Anche questo racconto del Maestro Full è stato nominato miglior racconto della settimana sul sito letterario russo fabulae.ru, dov’è stato pubblicato con la traduzione di Галина Ланскиx.
Siamo certi che anche voi, come i lettori russi, lo apprezzerete molto.

 

Il soprano

Le avventure amorose di Efisio, in arte Max, maturo tombeur des femmes.

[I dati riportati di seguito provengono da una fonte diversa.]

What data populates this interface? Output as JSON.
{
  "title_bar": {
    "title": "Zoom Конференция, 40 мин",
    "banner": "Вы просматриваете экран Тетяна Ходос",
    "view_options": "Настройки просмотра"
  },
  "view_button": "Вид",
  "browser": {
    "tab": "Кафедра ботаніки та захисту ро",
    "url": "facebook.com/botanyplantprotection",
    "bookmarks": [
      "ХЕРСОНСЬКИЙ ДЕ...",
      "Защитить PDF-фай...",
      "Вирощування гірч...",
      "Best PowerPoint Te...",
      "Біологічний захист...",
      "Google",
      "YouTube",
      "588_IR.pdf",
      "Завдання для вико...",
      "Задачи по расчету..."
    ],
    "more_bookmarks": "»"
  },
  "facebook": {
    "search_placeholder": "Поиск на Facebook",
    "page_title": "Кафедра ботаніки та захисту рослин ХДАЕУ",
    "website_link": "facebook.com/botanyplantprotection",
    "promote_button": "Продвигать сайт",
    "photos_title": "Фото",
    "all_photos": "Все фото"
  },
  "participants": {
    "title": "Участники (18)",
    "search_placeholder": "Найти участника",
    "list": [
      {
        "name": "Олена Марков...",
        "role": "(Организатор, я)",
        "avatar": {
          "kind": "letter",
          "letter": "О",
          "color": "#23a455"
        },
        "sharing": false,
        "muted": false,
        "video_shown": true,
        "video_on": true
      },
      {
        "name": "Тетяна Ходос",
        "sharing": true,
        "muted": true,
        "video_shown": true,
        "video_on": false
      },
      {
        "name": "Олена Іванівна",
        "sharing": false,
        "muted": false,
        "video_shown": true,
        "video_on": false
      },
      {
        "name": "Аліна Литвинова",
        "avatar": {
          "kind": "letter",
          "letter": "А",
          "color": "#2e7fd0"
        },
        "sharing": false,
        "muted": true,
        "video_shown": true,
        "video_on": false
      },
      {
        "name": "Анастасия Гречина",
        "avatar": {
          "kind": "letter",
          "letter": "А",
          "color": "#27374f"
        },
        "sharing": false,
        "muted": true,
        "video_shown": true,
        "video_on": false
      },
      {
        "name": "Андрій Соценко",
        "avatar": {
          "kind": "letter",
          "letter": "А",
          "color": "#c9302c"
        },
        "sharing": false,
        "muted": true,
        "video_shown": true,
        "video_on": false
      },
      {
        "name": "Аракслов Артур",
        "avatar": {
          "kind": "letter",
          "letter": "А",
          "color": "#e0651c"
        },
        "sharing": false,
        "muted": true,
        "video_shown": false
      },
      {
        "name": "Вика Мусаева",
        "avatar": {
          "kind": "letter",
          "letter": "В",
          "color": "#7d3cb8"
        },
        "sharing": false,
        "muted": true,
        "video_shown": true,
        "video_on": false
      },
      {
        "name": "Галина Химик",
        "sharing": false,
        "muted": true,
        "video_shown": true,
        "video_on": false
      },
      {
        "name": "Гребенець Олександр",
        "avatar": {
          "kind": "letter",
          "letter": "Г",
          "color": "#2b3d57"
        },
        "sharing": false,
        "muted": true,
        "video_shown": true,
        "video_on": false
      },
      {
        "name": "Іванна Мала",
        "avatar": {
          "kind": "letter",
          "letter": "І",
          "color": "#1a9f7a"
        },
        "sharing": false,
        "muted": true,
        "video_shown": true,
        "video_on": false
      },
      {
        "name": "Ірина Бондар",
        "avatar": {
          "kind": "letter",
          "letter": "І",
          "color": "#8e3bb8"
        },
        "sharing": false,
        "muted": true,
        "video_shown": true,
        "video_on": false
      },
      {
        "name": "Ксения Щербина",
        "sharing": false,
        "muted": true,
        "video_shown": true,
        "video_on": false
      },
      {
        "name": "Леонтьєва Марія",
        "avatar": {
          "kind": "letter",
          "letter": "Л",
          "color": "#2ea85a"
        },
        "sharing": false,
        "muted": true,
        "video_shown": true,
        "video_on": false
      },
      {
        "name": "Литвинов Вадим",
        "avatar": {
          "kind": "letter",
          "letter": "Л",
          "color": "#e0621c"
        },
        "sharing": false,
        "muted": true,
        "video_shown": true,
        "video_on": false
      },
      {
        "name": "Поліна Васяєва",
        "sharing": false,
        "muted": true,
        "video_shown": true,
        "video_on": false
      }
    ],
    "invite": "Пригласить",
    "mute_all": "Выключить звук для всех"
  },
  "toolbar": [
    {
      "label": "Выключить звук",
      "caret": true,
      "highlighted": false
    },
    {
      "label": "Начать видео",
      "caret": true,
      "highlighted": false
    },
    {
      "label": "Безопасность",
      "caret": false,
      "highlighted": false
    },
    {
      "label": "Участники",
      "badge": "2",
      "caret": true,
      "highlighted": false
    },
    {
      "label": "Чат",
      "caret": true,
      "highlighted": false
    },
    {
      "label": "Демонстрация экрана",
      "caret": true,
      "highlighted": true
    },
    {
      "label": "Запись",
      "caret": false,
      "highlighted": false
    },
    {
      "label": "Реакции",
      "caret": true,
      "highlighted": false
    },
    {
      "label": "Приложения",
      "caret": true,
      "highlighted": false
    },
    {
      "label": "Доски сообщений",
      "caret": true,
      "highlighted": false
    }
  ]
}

soprano        Il soprano Clelia Rampazzi, detta “la Ricciarelli” per via della comune impostazione della voce e del bacino, camminava lentamente davanti a lui. Per quanto matura, rimaneva una autentica, purissima ginoide o, secondo il vocabolario di Efisio, una gran chiappona. Inoltre, certi lampi fra le ciglia e talune movenze feline della signora, avvaloravano l’ipotesi che, a quel tavolo, qualcuno banchettasse ancora allegramente.
La sana passione di Efisio per le donne giunoniche, era sorta anni addietro durante un tour in Inghilterra che l’aveva impressionato per la straordinaria imponenza delle cattedrali, dei parchi urbani e dei sederi. Questi ultimi, in quantità che non avrebbe più incontrato, sia come numero che come volume complessivo –calcolato con la formula della sfera inscritta nel diedro–.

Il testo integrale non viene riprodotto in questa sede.